В долгих сумерках я разглядел наконец непричесанную, рыхлую копну впереди, над которой висела тоже рыхлая, желтая, ущербная луна в сизом небе, подошел ближе и увидел, что это шалаши. Они были большие и сделаны были крепко. У входа в один из них валялся старый брезентовый наколенник, чернело пятно кострища, и когда я вполз в сенное нутро, рукой нащупал грабли, забытые косарями.

В ольшанике за лугом я наломал сухостоя, костерик полыхнул порохом, сумерки надвинулись, разомлевшая за день Волга подернулась паром, дали замутнели — стало совсем тихо, и запах ольхового дыма, прозрачного и вкусного, вплелся в сложный запах заболоченных берегов, сена и туманных сумерек.

И когда я так сидел в задумчивости и усталости, слыша в потемневшем небе вкрадчивые посвисты, слыша далекие, «тукающие» выстрелы не в меру страстных охотников, которые стреляли уже только на свист утиных крыльев, — со стороны Волги донеслись всплески весел, попискивание уключин и глухой за туманом говор.

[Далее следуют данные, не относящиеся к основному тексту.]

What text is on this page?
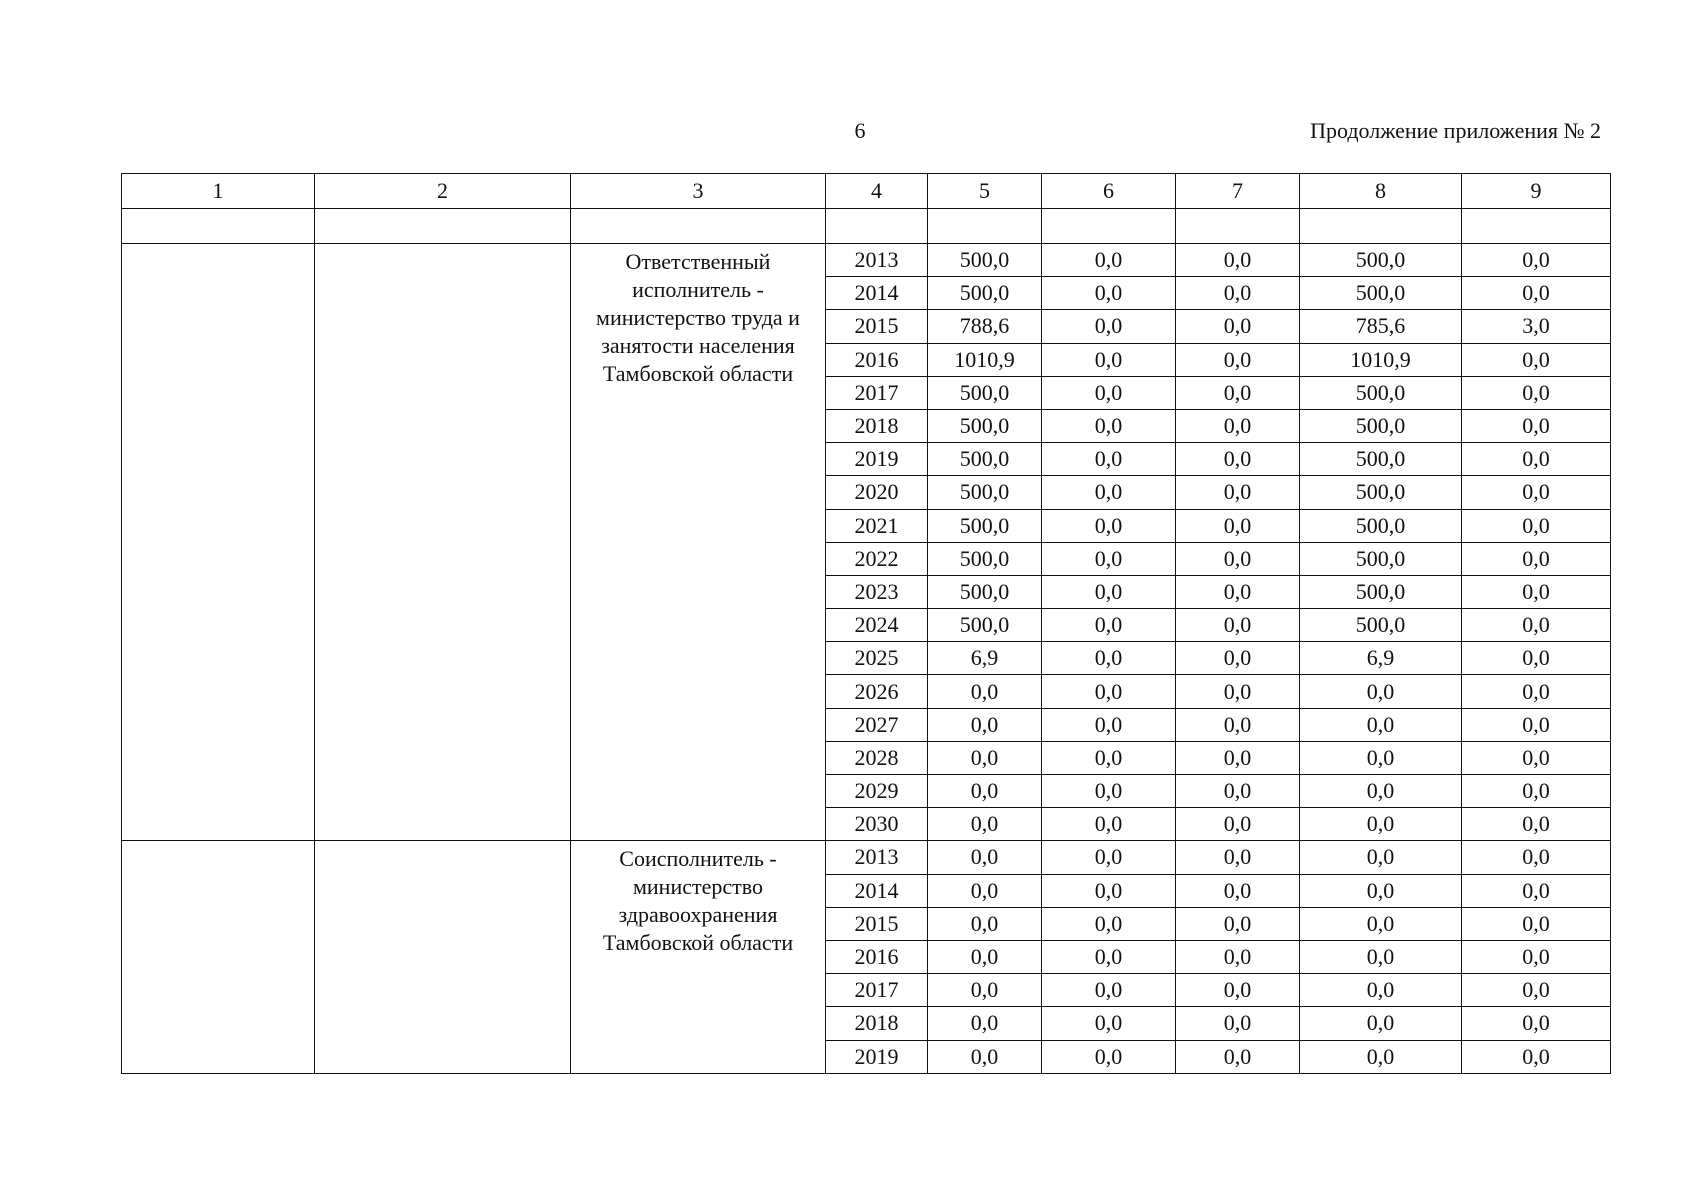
6	Продолжение приложения № 2
1	2	3	4	5	6	7	8	9

		Ответственный исполнитель - министерство труда и занятости населения Тамбовской области	2013	500,0	0,0	0,0	500,0	0,0
			2014	500,0	0,0	0,0	500,0	0,0
			2015	788,6	0,0	0,0	785,6	3,0
			2016	1010,9	0,0	0,0	1010,9	0,0
			2017	500,0	0,0	0,0	500,0	0,0
			2018	500,0	0,0	0,0	500,0	0,0
			2019	500,0	0,0	0,0	500,0	0,0
			2020	500,0	0,0	0,0	500,0	0,0
			2021	500,0	0,0	0,0	500,0	0,0
			2022	500,0	0,0	0,0	500,0	0,0
			2023	500,0	0,0	0,0	500,0	0,0
			2024	500,0	0,0	0,0	500,0	0,0
			2025	6,9	0,0	0,0	6,9	0,0
			2026	0,0	0,0	0,0	0,0	0,0
			2027	0,0	0,0	0,0	0,0	0,0
			2028	0,0	0,0	0,0	0,0	0,0
			2029	0,0	0,0	0,0	0,0	0,0
			2030	0,0	0,0	0,0	0,0	0,0
		Соисполнитель - министерство здравоохранения Тамбовской области	2013	0,0	0,0	0,0	0,0	0,0
			2014	0,0	0,0	0,0	0,0	0,0
			2015	0,0	0,0	0,0	0,0	0,0
			2016	0,0	0,0	0,0	0,0	0,0
			2017	0,0	0,0	0,0	0,0	0,0
			2018	0,0	0,0	0,0	0,0	0,0
			2019	0,0	0,0	0,0	0,0	0,0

Я долго прислушивался к этим звукам. То мне казалось, что лодка проплывала мимо, и я облегченно тогда вздыхал, то вдруг все замирало, и я тогда думал, что все это почудилось мне, послышалось в тишине, а то снова явственно слышал лодку, которая, как я понял, плыла ко мне из тумана.

Потом кто-то совсем близко сказал:

— Вот теперь опусти руку… Чуешь течение? Ну? С какого борта? Дурочка… Скоро берег.

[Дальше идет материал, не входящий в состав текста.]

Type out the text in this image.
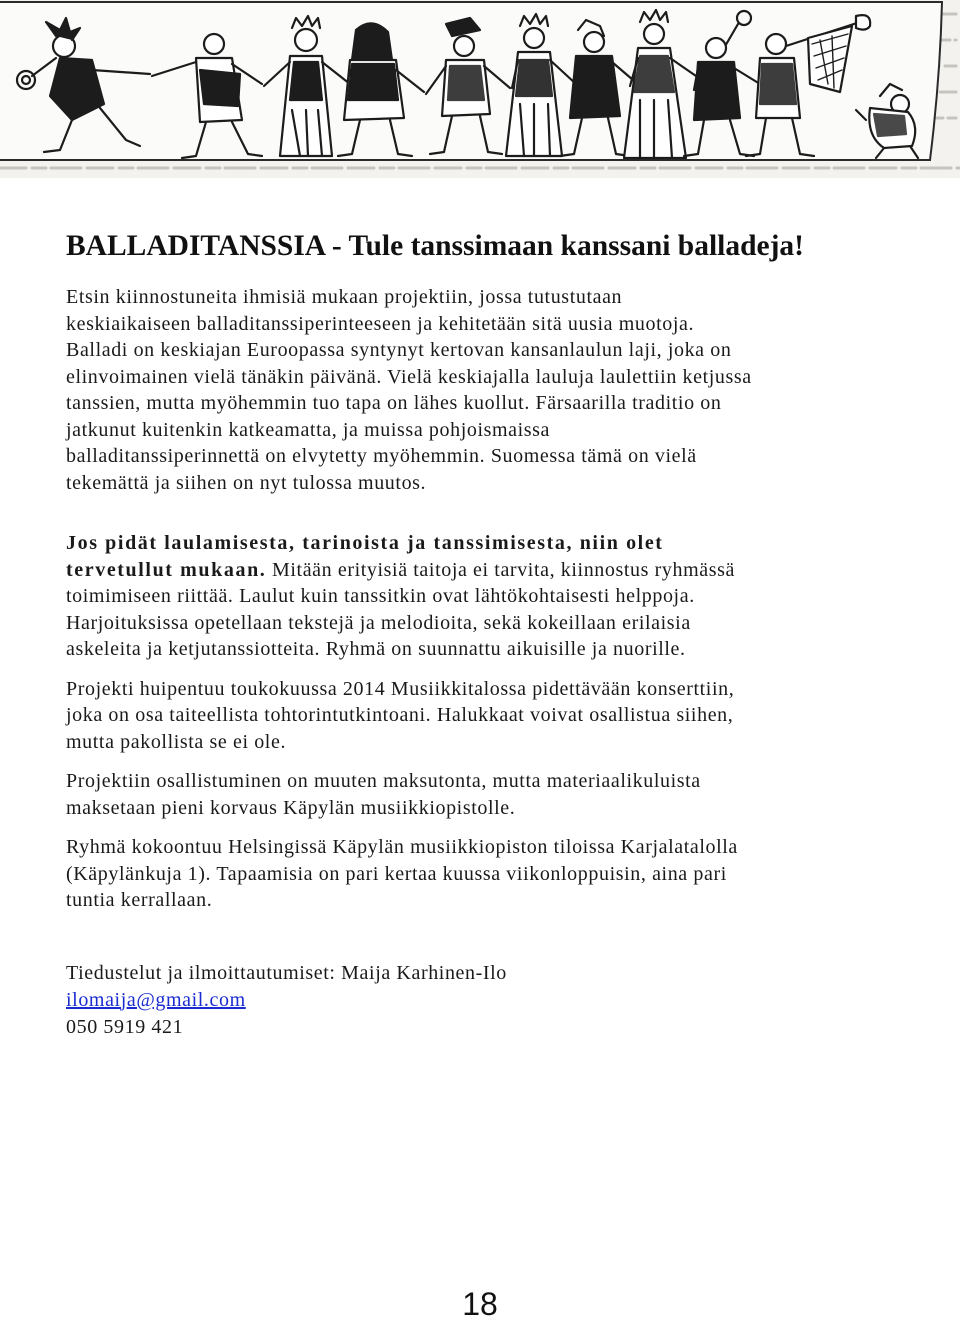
BALLADITANSSIA - Tule tanssimaan kanssani balladeja!
Etsin kiinnostuneita ihmisiä mukaan projektiin, jossa tutustutaan
keskiaikaiseen balladitanssiperinteeseen ja kehitetään sitä uusia muotoja.
Balladi on keskiajan Euroopassa syntynyt kertovan kansanlaulun laji, joka on
elinvoimainen vielä tänäkin päivänä. Vielä keskiajalla lauluja laulettiin ketjussa
tanssien, mutta myöhemmin tuo tapa on lähes kuollut. Färsaarilla traditio on
jatkunut kuitenkin katkeamatta, ja muissa pohjoismaissa
balladitanssiperinnettä on elvytetty myöhemmin. Suomessa tämä on vielä
tekemättä ja siihen on nyt tulossa muutos.
Jos pidät laulamisesta, tarinoista ja tanssimisesta, niin olet
tervetullut mukaan. Mitään erityisiä taitoja ei tarvita, kiinnostus ryhmässä
toimimiseen riittää. Laulut kuin tanssitkin ovat lähtökohtaisesti helppoja.
Harjoituksissa opetellaan tekstejä ja melodioita, sekä kokeillaan erilaisia
askeleita ja ketjutanssiotteita. Ryhmä on suunnattu aikuisille ja nuorille.
Projekti huipentuu toukokuussa 2014 Musiikkitalossa pidettävään konserttiin,
joka on osa taiteellista tohtorintutkintoani. Halukkaat voivat osallistua siihen,
mutta pakollista se ei ole.
Projektiin osallistuminen on muuten maksutonta, mutta materiaalikuluista
maksetaan pieni korvaus Käpylän musiikkiopistolle.
Ryhmä kokoontuu Helsingissä Käpylän musiikkiopiston tiloissa Karjalatalolla
(Käpylänkuja 1). Tapaamisia on pari kertaa kuussa viikonloppuisin, aina pari
tuntia kerrallaan.
Tiedustelut ja ilmoittautumiset: Maija Karhinen-Ilo
ilomaija@gmail.com
050 5919 421
18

И женский голос с зябким придыханием ответил:

— А я думала, нас несет.

Я видел, как зачернела в тумане лодка и причалила мягко, как один спрыгнул с носа на берег, втянул лодку и подал руку женщине. Я слышал их дыхание, какую-то их возню, слышал, как что-то тихо лязгало, мягко стукалось об лодку, позванивало и дребезжало и как знобко посмеивалась женщина в светлом и легком платье. Она озябла, и смех ее казался судорожным и тихим даже в этой тишине. Мягкие их шаги, шорох скошенной травы… Я понял, что люди идут ко мне и катят за руль вздрагивающий на кочках, позванивающий велосипед.

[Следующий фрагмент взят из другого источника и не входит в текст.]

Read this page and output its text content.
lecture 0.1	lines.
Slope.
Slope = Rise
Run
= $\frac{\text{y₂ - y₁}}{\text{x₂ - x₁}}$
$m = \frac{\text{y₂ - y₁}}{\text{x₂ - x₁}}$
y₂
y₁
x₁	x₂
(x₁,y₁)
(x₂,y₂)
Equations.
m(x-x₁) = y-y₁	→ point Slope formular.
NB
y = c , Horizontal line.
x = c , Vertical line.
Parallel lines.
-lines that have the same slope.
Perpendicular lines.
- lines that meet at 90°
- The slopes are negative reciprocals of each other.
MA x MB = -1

— А ты меня чуть с курса не сбила… — сказал парень. — Сделаешь по-бабьи, а потом хлопот полон рот.

Женщина опять засмеялась неясным шепотком и проговорила ласково:

— Ну, уж нет, Коленька, нет… Нечего на нас напраслину-то возводить. И слова этого не люблю. Вот услышу, что ты меня с товарищами своими бабой называешь, обижусь.

Мне чертовски хотелось стать мышью и, незамеченной, юркнуть куда-нибудь, забиться и пропасть, потому что, улыбаясь глупо, я понял по голосам людей, по нескрываемой женской нежности и открытости души, что идут ко мне, в мохнатые эти шалаши, влюбленные. Меня они не видели, хотя сами видны были довольно отчетливо на фоне реки, и, когда они, не ведая обо мне, открыто и доверчиво, как муж с женой, стали говорить о тайном, я предупредительно кашлянул и загремел в кармане спичками.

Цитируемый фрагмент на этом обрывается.